In my @Configuration file, I have beans with a relationship similar to the following:

@Bean
public Cache<Foo,Bar> fooBarCache(Map<Foo,Future<Bar>> refreshTaskMap) {
    return new AsyncUpdateCache(refreshTaskMap);
}

@Bean
public Map<Foo,Future<Bar>> refreshTaskMap() {
    return new HashMap<Foo,Future<Bar>>();
}

However, the ApplicationContext fails to load because it complains about "No qualifying bean of type [com.example.Bar]". From what I can tell, Spring is trying to be cute with creating a map for me and assumes I intend to use the map to lookup beans, or something similar.

How do I prevent it from trying to do its collection-injection "magic" and just inject the bean as I've declared it? I've tried adding a @Qualifier annotation on the fooBarCache argument, but that didn't seem to help.

1条回答
霸刀☆藐视天下
2楼-- · 2019-07-13 08:58

You can use another approach to bean dependency injection - invoking the bean factory method instead of taking it in as a parameter (Spring doc). Then your configuration would look like this:

@Bean
public Cache<Foo,Bar> fooBarCache() {
    return new AsyncUpdateCache(refreshTaskMap()); // call the method
}

@Bean
public Map<Foo,Future<Bar>> refreshTaskMap() {
    return new HashMap<Foo,Future<Bar>>();
}

Spring is smart enough to realize that you want to use the bean refreshTaskMap and not simply call the method and instead of creating a new and unmanaged map instance it will replace the call with a lookup of an existing refreshTaskMap bean. That is described further here.

If you intend to autowire refreshTaskMap in other beans (outside of this configuration class), the Springs semantics of @Autowire Map<String, V> is to autowire a map of all beans of the type V, where keys are the bean names (map key type must be String) (reference)

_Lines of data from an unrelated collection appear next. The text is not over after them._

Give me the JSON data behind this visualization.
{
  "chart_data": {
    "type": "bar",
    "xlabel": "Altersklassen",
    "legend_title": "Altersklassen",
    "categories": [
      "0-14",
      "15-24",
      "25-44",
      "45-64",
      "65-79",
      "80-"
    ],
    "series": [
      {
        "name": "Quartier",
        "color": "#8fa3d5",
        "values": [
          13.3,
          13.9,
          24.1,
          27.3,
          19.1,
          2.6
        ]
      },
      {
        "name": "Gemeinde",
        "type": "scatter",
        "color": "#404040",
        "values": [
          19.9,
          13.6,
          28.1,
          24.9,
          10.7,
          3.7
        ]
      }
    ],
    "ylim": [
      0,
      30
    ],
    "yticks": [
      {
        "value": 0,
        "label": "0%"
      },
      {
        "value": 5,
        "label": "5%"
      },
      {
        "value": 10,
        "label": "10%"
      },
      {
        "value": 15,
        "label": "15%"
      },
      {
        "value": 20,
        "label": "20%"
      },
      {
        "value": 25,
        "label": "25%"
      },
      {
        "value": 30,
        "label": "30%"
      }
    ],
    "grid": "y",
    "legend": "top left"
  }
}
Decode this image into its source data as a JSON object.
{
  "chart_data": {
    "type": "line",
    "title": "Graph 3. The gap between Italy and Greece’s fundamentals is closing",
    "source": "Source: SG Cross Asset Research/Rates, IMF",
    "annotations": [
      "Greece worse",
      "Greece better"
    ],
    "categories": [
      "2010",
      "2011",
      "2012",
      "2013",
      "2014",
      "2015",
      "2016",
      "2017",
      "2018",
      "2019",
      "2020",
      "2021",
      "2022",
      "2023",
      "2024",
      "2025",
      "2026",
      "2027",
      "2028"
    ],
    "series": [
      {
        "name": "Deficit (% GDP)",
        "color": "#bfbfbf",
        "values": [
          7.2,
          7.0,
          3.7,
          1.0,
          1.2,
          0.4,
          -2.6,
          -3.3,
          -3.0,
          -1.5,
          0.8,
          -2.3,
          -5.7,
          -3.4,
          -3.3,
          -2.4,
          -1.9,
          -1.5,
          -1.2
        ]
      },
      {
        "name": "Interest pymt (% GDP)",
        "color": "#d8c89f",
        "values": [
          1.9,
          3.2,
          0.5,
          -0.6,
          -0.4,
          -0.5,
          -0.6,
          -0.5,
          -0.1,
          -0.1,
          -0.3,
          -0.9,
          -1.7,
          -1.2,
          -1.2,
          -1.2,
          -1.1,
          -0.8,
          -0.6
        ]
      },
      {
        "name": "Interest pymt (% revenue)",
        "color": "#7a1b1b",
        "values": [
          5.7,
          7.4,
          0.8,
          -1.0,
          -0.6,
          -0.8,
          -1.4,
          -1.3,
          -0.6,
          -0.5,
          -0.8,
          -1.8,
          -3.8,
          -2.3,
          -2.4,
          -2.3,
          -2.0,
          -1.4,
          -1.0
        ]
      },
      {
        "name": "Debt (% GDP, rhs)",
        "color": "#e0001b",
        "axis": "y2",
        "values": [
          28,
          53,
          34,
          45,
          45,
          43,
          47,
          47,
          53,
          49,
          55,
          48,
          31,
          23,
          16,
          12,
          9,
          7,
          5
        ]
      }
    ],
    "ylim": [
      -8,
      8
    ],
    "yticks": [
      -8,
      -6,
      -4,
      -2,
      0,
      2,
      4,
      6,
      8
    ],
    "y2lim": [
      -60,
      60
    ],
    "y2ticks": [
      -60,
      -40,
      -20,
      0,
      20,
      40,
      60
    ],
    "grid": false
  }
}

Even typed Maps can be autowired as long as the expected key type is String. The Map values will contain all beans of the expected type, and the keys will contain the corresponding bean names

In that case, you should use @Resource:

beans that are themselves defined as a collection or map type cannot be injected through @Autowired, because type matching is not properly applicable to them. Use @Resource for such beans, referring to the specific collection or map bean by unique name.